Ellos leyeron en un acto semipúblico (19 de marzo de 1944) el drama del artista
titulado El
deseo atrapado por la cola, un texto en clave sobre las miserias de la Francia ocupada que no
deja de recordar, por su tono esperpéntico y estrafalario, a las dos planchas
de Sueño y mentira de Franco. Es otro medio
expresivo, cierto, pero parece que en ambos casos pretendió seguir la senda
surrealista sin dejar de ser fiel a la tradición del iberismo desgarrado.
La
recuperación de la libertad tuvo algunas consecuencias inesperadas. La
vanguardia, tan atacada por los nazis, aparecía ahora glorificada, y Pablo
Picasso emergía como el héroe artístico indiscutible del siglo XX. El Museo de
Arte Moderno de Nueva York (a donde fue a parar el Guernica durante algún
tiempo) lograba sus primeros éxitos propagandísticos al conseguir que se
identificara con los valores democráticos a la estética que había venido difundiendo
desde hada más de una década. Pero nunca dejó Picasso de poner en una situación
incómoda a sus propios seguidores, y para corroborarlo una vez más se afilió al
Partido Comunista.
La guerra
fría complicó las cosas. ¿Cómo era posible exaltar a Picasso como quintaesencia
de la libertad del arte democrático y sostener, a la vez, que el comunismo era
la negación radical de esos valores? ¿No fue acaso este artista el autor de un
retrato glorificador de Stalin y de algunos carteles propagandísticos de
diversas iniciativas comunistas? Pero éste era un problema de los demás. Ya hemos
dicho muchas veces que Picasso era especialista en sobrellevar (y en fomentar)

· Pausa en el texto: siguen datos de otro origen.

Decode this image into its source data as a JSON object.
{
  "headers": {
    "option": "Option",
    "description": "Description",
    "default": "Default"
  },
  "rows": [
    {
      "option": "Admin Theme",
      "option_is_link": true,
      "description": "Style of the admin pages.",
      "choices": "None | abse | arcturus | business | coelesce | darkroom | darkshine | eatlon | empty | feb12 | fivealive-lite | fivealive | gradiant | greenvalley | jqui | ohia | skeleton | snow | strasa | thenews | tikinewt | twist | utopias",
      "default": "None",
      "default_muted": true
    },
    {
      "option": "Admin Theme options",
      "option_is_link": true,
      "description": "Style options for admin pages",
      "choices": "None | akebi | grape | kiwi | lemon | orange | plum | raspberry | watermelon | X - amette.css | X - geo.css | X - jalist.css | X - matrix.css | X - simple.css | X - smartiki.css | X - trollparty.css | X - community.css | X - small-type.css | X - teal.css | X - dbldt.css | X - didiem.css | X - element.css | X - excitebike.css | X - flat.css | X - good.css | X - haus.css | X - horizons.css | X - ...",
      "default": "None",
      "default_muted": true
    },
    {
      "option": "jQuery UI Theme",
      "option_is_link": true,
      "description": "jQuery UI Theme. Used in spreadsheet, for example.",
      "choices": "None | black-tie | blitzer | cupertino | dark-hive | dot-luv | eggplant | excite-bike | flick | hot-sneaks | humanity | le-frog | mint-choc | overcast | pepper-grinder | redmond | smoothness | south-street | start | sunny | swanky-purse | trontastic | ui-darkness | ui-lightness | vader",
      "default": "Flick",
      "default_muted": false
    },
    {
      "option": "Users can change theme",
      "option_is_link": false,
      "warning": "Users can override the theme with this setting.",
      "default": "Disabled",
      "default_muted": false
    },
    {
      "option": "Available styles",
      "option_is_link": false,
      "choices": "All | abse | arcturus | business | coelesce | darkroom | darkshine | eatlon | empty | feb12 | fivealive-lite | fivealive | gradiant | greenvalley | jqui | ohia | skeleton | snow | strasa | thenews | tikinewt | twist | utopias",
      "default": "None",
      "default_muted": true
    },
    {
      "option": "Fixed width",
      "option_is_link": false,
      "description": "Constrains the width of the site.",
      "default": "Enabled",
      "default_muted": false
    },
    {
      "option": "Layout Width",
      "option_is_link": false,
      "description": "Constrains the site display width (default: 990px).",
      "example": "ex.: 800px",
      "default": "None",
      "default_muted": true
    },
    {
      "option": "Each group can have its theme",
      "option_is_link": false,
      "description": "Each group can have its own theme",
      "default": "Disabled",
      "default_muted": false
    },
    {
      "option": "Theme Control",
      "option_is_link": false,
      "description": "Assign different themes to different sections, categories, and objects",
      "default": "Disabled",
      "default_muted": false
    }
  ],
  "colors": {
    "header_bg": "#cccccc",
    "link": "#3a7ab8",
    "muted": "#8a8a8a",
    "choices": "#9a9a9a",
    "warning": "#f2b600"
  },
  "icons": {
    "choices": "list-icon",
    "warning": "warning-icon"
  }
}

la contradicción. No lo sabremos nunca con certeza, pero puede que sintiera
una íntima satisfacción al conocer la incomodidad que causaba a algunos
jerarcas comunistas su ambigua y extraña militancia en el partido de la «clase
obrera».
Y es que
Picasso no era un trabajador, sino un mito. Los museos y coleccionistas se
disputaban sus obras. Todo el mundo quería ver a aquel personaje inmensamente
rico y famoso que tan claramente hacía ley de su españolísima «real gana». No
fue, desde luego, un militante comunista ordinario, sino un importante compañero
de viaje que se prestó de buena gana a ser utilizado con fines propagandísticos.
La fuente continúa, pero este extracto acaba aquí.